# US Cockpit Photo's



## syscom3 (Feb 5, 2007)

This was interesting to see.

U.S. Cockpits


----------



## DerAdlerIstGelandet (Feb 5, 2007)

Very cool. I noticed though that that the UH-60A pics were the way we had our UH-60L instrument panels set up and the UH-60L Picture was set up differently.

I think they may have made a mistake because the instrument panels are all standardized throughout the Army based off of the -10 manuals. Granted there can be some discrepencies based off of unit requirements and so forth but for the most part they are standard.

Very cool site, thanks for posting that.


----------



## mkloby (Feb 5, 2007)

Cool post. I looked up my old T-34C, and the C-12, although they didn't show a C-12B. I noticed some changes since the picture was taken. With the rate that new equipment is being installed in aircraft, the cockpits are changing pretty quickly.


----------



## davparlr (Feb 6, 2007)

Wow! Nice post. If you look at the B-2 cockpit, you will see twenty years of my life. I was the responsibe design lead/manager for Avionics Controls and Dispays from proposal to post CDR. I was responsible for both the hardware development and display operational logic. That makes up about 90% of the picture. It was the best of times and the worst of times. All in all, it was dream come true. Very few people get to see concepts turn into reality. When I flew the simulator of the B-2 for the first time, I sat back and said to myself, "my gosh, it works!" When some of the pilots form the 509th came and briefed on the mission over Kosovo, pride was overpowering. It was the first use of JDAMs and warfare changed from how many mission per target to how many targets per mission. Of particular interest was the Novi Sad bridge. It had been attacked by F-117s, F-15Es and F-16s but still stood. It had been shown on tv and was kind of an embarrassment. The B-2 took the mission. It had targeted six 2000lb JDAMs on the center span, and two more on one end. The bridge was dropped in one pass. We also took out the Chinese embassy, on target.

A side note, when the contract for the B-2 development was signed, it was the largest contract signed up to that time by the U.S Government.


----------



## DerAdlerIstGelandet (Feb 6, 2007)

Very cool. Never talked to anyone who was on the B-2 project.


----------



## davparlr (Feb 6, 2007)

DerAdlerIstGelandet said:


> Very cool. Never talked to anyone who was on the B-2 project.




It was an amazing experience. The budget was basically unlimited. The challenges were massive. Almost every part of the B-2 had to be specifically
developed because of vibration, it was so great that the solder would melt on the boards, and EMI/P (nuclear hardening) levels.


----------



## DerAdlerIstGelandet (Feb 7, 2007)

Very cool, I would be very proud of the outcome as well.


----------



## davparlr (Feb 8, 2007)

DerAdlerIstGelandet said:


> Very cool, I would be very proud of the outcome as well.

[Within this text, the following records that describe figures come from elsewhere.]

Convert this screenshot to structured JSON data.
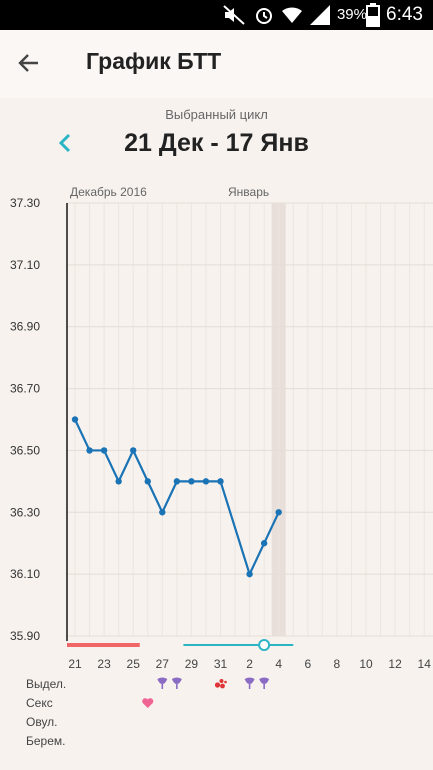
{
  "status_bar": {
    "time": "6:43",
    "battery": "39%"
  },
  "header": {
    "title": "График БТТ"
  },
  "cycle": {
    "label": "Выбранный цикл",
    "range": "21 Дек - 17 Янв"
  },
  "chart_data": {
    "type": "line",
    "month_labels": [
      "Декабрь 2016",
      "Январь"
    ],
    "y_ticks": [
      "37.30",
      "37.10",
      "36.90",
      "36.70",
      "36.50",
      "36.30",
      "36.10",
      "35.90"
    ],
    "ylim": [
      35.9,
      37.3
    ],
    "x_tick_labels": [
      "21",
      "23",
      "25",
      "27",
      "29",
      "31",
      "2",
      "4",
      "6",
      "8",
      "10",
      "12",
      "14"
    ],
    "points": [
      {
        "day": 21,
        "temp": 36.6
      },
      {
        "day": 22,
        "temp": 36.5
      },
      {
        "day": 23,
        "temp": 36.5
      },
      {
        "day": 24,
        "temp": 36.4
      },
      {
        "day": 25,
        "temp": 36.5
      },
      {
        "day": 26,
        "temp": 36.4
      },
      {
        "day": 27,
        "temp": 36.3
      },
      {
        "day": 28,
        "temp": 36.4
      },
      {
        "day": 29,
        "temp": 36.4
      },
      {
        "day": 30,
        "temp": 36.4
      },
      {
        "day": 31,
        "temp": 36.4
      },
      {
        "day": 2,
        "temp": 36.1
      },
      {
        "day": 3,
        "temp": 36.2
      },
      {
        "day": 4,
        "temp": 36.3
      }
    ],
    "highlight_day": 4,
    "today_day": 3,
    "grid": true
  },
  "rows": {
    "discharge": "Выдел.",
    "sex": "Секс",
    "ovulation": "Овул.",
    "pregnancy": "Берем."
  },
  "colors": {
    "accent": "#2bb5c4",
    "line": "#1a73b5",
    "period": "#f06666",
    "discharge_icon": "#8b6cc4",
    "blood_icon": "#e03535",
    "heart": "#f06493"
  }
}
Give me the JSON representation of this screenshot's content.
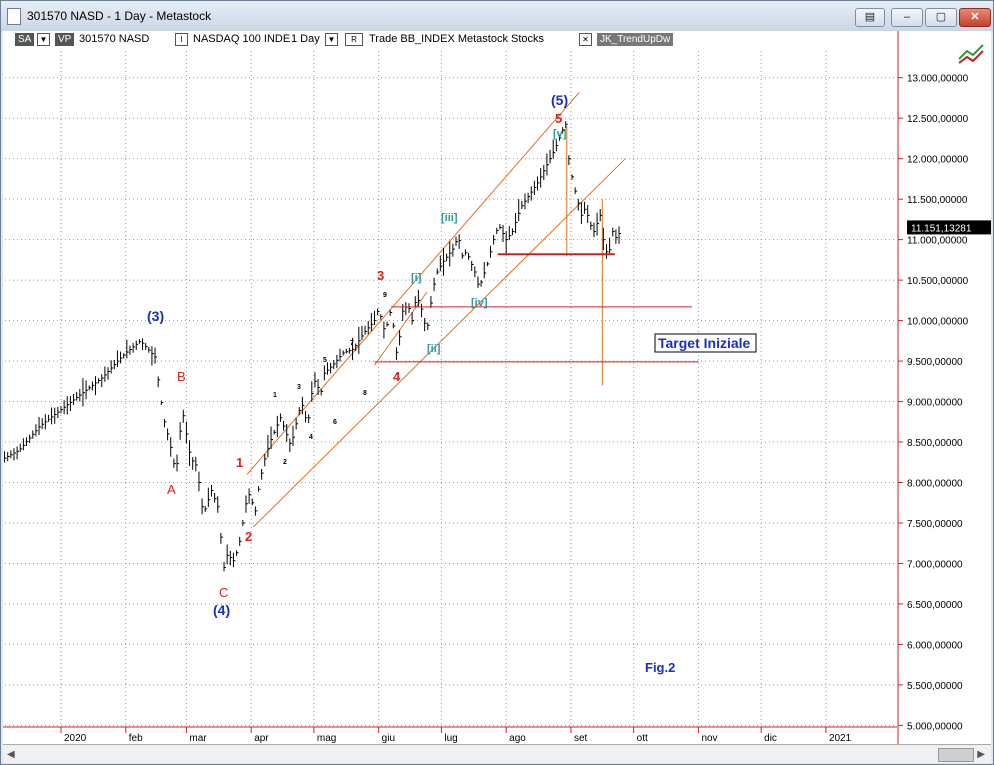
{
  "window": {
    "title": "301570 NASD - 1 Day - Metastock"
  },
  "toolbar": {
    "sa": "SA",
    "vp": "VP",
    "security": "301570 NASD",
    "index_label": "NASDAQ 100 INDE",
    "period": "1 Day",
    "r_box": "R",
    "trade_text": "Trade  BB_INDEX  Metastock  Stocks",
    "indicator": "JK_TrendUpDw"
  },
  "icons": [
    "app-icon",
    "dropdown-icon",
    "close-icon",
    "minimize-icon",
    "restore-icon",
    "indicator-icon"
  ],
  "colors": {
    "price": "#000000",
    "channel": "#e07020",
    "wave_red": "#e02020",
    "wave_blue": "#1a2fbf",
    "wave_teal": "#2a9a9a",
    "axis": "#d02020"
  },
  "chart_data": {
    "type": "bar",
    "series_name": "301570 NASD",
    "last_price": "11.151,13281",
    "y_ticks": [
      "13.000,00000",
      "12.500,00000",
      "12.000,00000",
      "11.500,00000",
      "11.000,00000",
      "10.500,00000",
      "10.000,00000",
      "9.500,00000",
      "9.000,00000",
      "8.500,00000",
      "8.000,00000",
      "7.500,00000",
      "7.000,00000",
      "6.500,00000",
      "6.000,00000",
      "5.500,00000",
      "5.000,00000"
    ],
    "y_tick_values": [
      13000,
      12500,
      12000,
      11500,
      11000,
      10500,
      10000,
      9500,
      9000,
      8500,
      8000,
      7500,
      7000,
      6500,
      6000,
      5500,
      5000
    ],
    "ylim": [
      4980,
      13330
    ],
    "x_months": [
      "2020",
      "feb",
      "mar",
      "apr",
      "mag",
      "giu",
      "lug",
      "ago",
      "set",
      "ott",
      "nov",
      "dic",
      "2021"
    ],
    "x_month_days": [
      0,
      31,
      60,
      91,
      121,
      152,
      182,
      213,
      244,
      274,
      305,
      335,
      366
    ],
    "price_path_days": [
      -27,
      -20,
      -10,
      0,
      10,
      20,
      27,
      31,
      38,
      45,
      49,
      52,
      55,
      58,
      62,
      65,
      68,
      72,
      75,
      78,
      80,
      82,
      85,
      87,
      88,
      90,
      91,
      92,
      94,
      97,
      100,
      105,
      110,
      115,
      118,
      120,
      122,
      124,
      126,
      130,
      135,
      140,
      145,
      150,
      152,
      155,
      158,
      161,
      163,
      166,
      168,
      170,
      172,
      175,
      178,
      180,
      182,
      185,
      188,
      190,
      192,
      194,
      198,
      200,
      204,
      206,
      208,
      210,
      213,
      216,
      220,
      224,
      228,
      232,
      236,
      240,
      242,
      243,
      245,
      247,
      249,
      251,
      253,
      255,
      258,
      260,
      262,
      264,
      266,
      268
    ],
    "price_path_values": [
      8300,
      8400,
      8700,
      8900,
      9100,
      9300,
      9500,
      9600,
      9750,
      9550,
      8800,
      8500,
      8100,
      8900,
      8300,
      8200,
      7600,
      7900,
      7700,
      6950,
      7150,
      7000,
      7200,
      7500,
      7700,
      7850,
      8050,
      7450,
      7850,
      8250,
      8500,
      8800,
      8450,
      9000,
      8700,
      9100,
      9300,
      9050,
      9350,
      9450,
      9600,
      9650,
      9850,
      10000,
      10150,
      9850,
      10150,
      9500,
      10100,
      10200,
      10000,
      10300,
      10200,
      9850,
      10400,
      10600,
      10700,
      10800,
      10900,
      11050,
      10800,
      10850,
      10600,
      10400,
      10700,
      10900,
      11100,
      11150,
      11000,
      11100,
      11400,
      11550,
      11700,
      11900,
      12100,
      12350,
      12450,
      12000,
      11700,
      11500,
      11300,
      11400,
      11200,
      11100,
      11300,
      10900,
      10800,
      11100,
      11000,
      11151
    ],
    "waves": {
      "red": [
        "1",
        "2",
        "3",
        "4",
        "5",
        "A",
        "B",
        "C"
      ],
      "blue": [
        "(3)",
        "(4)",
        "(5)"
      ],
      "teal": [
        "[i]",
        "[ii]",
        "[iii]",
        "[iv]",
        "[v]"
      ],
      "minor": [
        "1",
        "2",
        "3",
        "4",
        "5",
        "6",
        "7",
        "8",
        "9"
      ]
    },
    "annotations": [
      "Target Iniziale",
      "Fig.2"
    ]
  }
}
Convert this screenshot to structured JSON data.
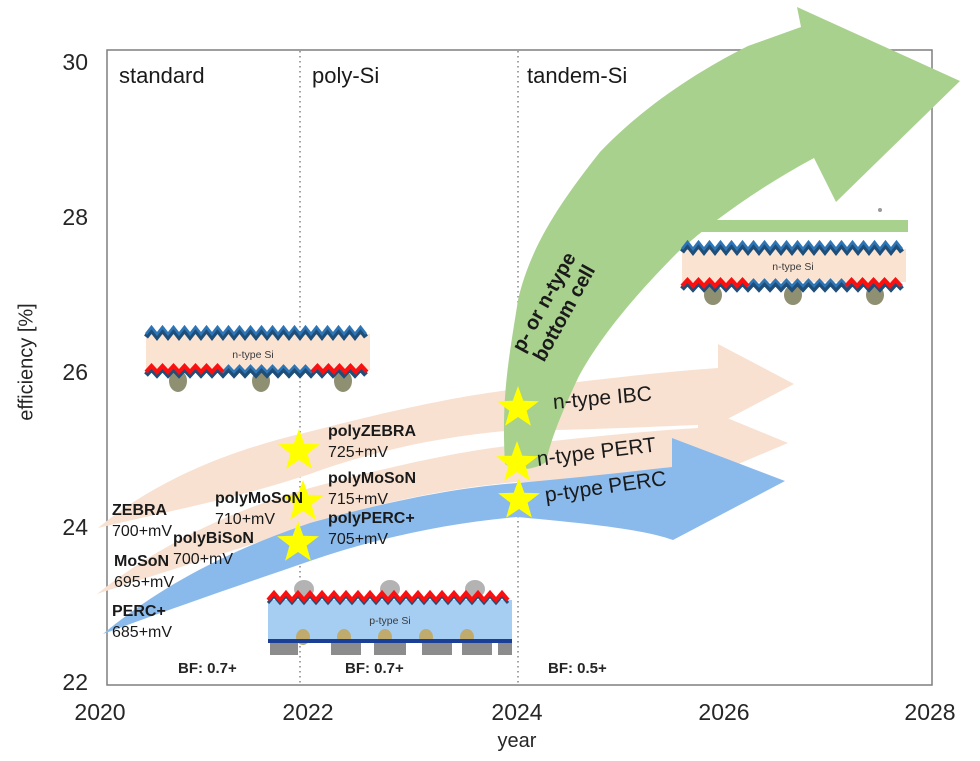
{
  "colors": {
    "peach": "#f8e1d1",
    "blue": "#8abaec",
    "green": "#a9d18e",
    "star": "#ffff00",
    "axis_gray": "#7f7f7f",
    "schematic_peach_body": "#fbe3d2",
    "schematic_blue_body": "#a6cdf2",
    "zigzag_red": "#fb0f0f",
    "zigzag_navy": "#1f4e79",
    "zigzag_blue": "#2e75b6"
  },
  "figure": {
    "y_axis": {
      "label": "efficiency [%]",
      "ticks": [
        "30",
        "28",
        "26",
        "24",
        "22"
      ]
    },
    "x_axis": {
      "label": "year",
      "ticks": [
        "2020",
        "2022",
        "2024",
        "2026",
        "2028"
      ]
    },
    "phases": {
      "standard": "standard",
      "poly": "poly-Si",
      "tandem": "tandem-Si"
    },
    "bf": {
      "standard": "BF: 0.7+",
      "poly": "BF: 0.7+",
      "tandem": "BF: 0.5+"
    },
    "arrows": {
      "ibc": "n-type IBC",
      "pert": "n-type PERT",
      "perc": "p-type PERC",
      "tandem_line1": "p- or n-type",
      "tandem_line2": "bottom cell"
    },
    "milestones": {
      "zebra": {
        "name": "ZEBRA",
        "voc": "700+mV"
      },
      "moson": {
        "name": "MoSoN",
        "voc": "695+mV"
      },
      "percplus": {
        "name": "PERC+",
        "voc": "685+mV"
      },
      "polybison": {
        "name": "polyBiSoN",
        "voc": "700+mV"
      },
      "polymoson_now": {
        "name": "polyMoSoN",
        "voc": "710+mV"
      },
      "polyzebra": {
        "name": "polyZEBRA",
        "voc": "725+mV"
      },
      "polymoson_next": {
        "name": "polyMoSoN",
        "voc": "715+mV"
      },
      "polypercplus": {
        "name": "polyPERC+",
        "voc": "705+mV"
      }
    },
    "schematics": {
      "ibc_label": "n-type Si",
      "tandem_label": "n-type Si",
      "perc_label": "p-type Si"
    }
  },
  "chart_data": {
    "type": "area",
    "title": "Crystalline silicon solar cell efficiency technology roadmap",
    "xlabel": "year",
    "ylabel": "efficiency [%]",
    "xlim": [
      2020,
      2028
    ],
    "ylim": [
      22,
      30
    ],
    "x_ticks": [
      2020,
      2022,
      2024,
      2026,
      2028
    ],
    "y_ticks": [
      22,
      24,
      26,
      28,
      30
    ],
    "grid": false,
    "legend_position": "none",
    "phases": [
      {
        "label": "standard",
        "from": 2020,
        "to": 2022,
        "bifaciality": "BF: 0.7+"
      },
      {
        "label": "poly-Si",
        "from": 2022,
        "to": 2024,
        "bifaciality": "BF: 0.7+"
      },
      {
        "label": "tandem-Si",
        "from": 2024,
        "to": 2028,
        "bifaciality": "BF: 0.5+"
      }
    ],
    "series": [
      {
        "name": "n-type IBC",
        "shape": "curved block arrow",
        "color": "#f8e1d1",
        "x": [
          2020,
          2022,
          2024,
          2026.7
        ],
        "efficiency": [
          24.0,
          25.0,
          25.5,
          25.8
        ]
      },
      {
        "name": "n-type PERT",
        "shape": "curved block arrow",
        "color": "#f8e1d1",
        "x": [
          2020,
          2022,
          2024,
          2026.6
        ],
        "efficiency": [
          23.1,
          24.3,
          24.8,
          25.1
        ]
      },
      {
        "name": "p-type PERC",
        "shape": "curved block arrow",
        "color": "#8abaec",
        "x": [
          2020,
          2022,
          2024,
          2026.6
        ],
        "efficiency": [
          22.6,
          23.8,
          24.35,
          24.6
        ]
      },
      {
        "name": "p- or n-type bottom cell",
        "shape": "curved block arrow rising to tandem",
        "color": "#a9d18e",
        "x": [
          2024,
          2025,
          2026,
          2027.3
        ],
        "efficiency": [
          24.9,
          26.9,
          28.9,
          30.2
        ]
      }
    ],
    "milestones": [
      {
        "label": "ZEBRA",
        "voc": "700+mV",
        "year": 2020.2,
        "efficiency": 24.0,
        "star": false
      },
      {
        "label": "MoSoN",
        "voc": "695+mV",
        "year": 2020.2,
        "efficiency": 23.3,
        "star": false
      },
      {
        "label": "PERC+",
        "voc": "685+mV",
        "year": 2020.2,
        "efficiency": 22.8,
        "star": false
      },
      {
        "label": "polyMoSoN",
        "voc": "710+mV",
        "year": 2021.2,
        "efficiency": 24.2,
        "star": false
      },
      {
        "label": "polyBiSoN",
        "voc": "700+mV",
        "year": 2020.9,
        "efficiency": 23.8,
        "star": false
      },
      {
        "label": "polyZEBRA",
        "voc": "725+mV",
        "year": 2022,
        "efficiency": 25.0,
        "star": true
      },
      {
        "label": "polyMoSoN",
        "voc": "715+mV",
        "year": 2022,
        "efficiency": 24.3,
        "star": true
      },
      {
        "label": "polyPERC+",
        "voc": "705+mV",
        "year": 2022,
        "efficiency": 23.8,
        "star": true
      },
      {
        "label": "n-type IBC",
        "voc": "",
        "year": 2024,
        "efficiency": 25.5,
        "star": true
      },
      {
        "label": "n-type PERT",
        "voc": "",
        "year": 2024,
        "efficiency": 24.85,
        "star": true
      },
      {
        "label": "p-type PERC",
        "voc": "",
        "year": 2024,
        "efficiency": 24.35,
        "star": true
      }
    ],
    "annotations": [
      {
        "text": "p- or n-type bottom cell",
        "on": "green tandem arrow",
        "rotation_deg": -61
      },
      {
        "text": "n-type Si",
        "type": "cell cross-section schematic",
        "x": 2020.4,
        "efficiency": 26.2
      },
      {
        "text": "n-type Si",
        "type": "tandem cell cross-section schematic with green top-cell bar",
        "x": 2025.6,
        "efficiency": 27.6
      },
      {
        "text": "p-type Si",
        "type": "PERC cell cross-section schematic",
        "x": 2021.6,
        "efficiency": 22.8
      }
    ]
  }
}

One of the real high points in my life was when they had an open house in Palmdale with a B-2 on static disply and a B-2 flyby. I got to take my family and tour the manufacturing facility. The B-2 came low over the field and broke right just past the crowds so you got a great look of the planform. Absolutely stunning. The family was overcome with emotion.


----------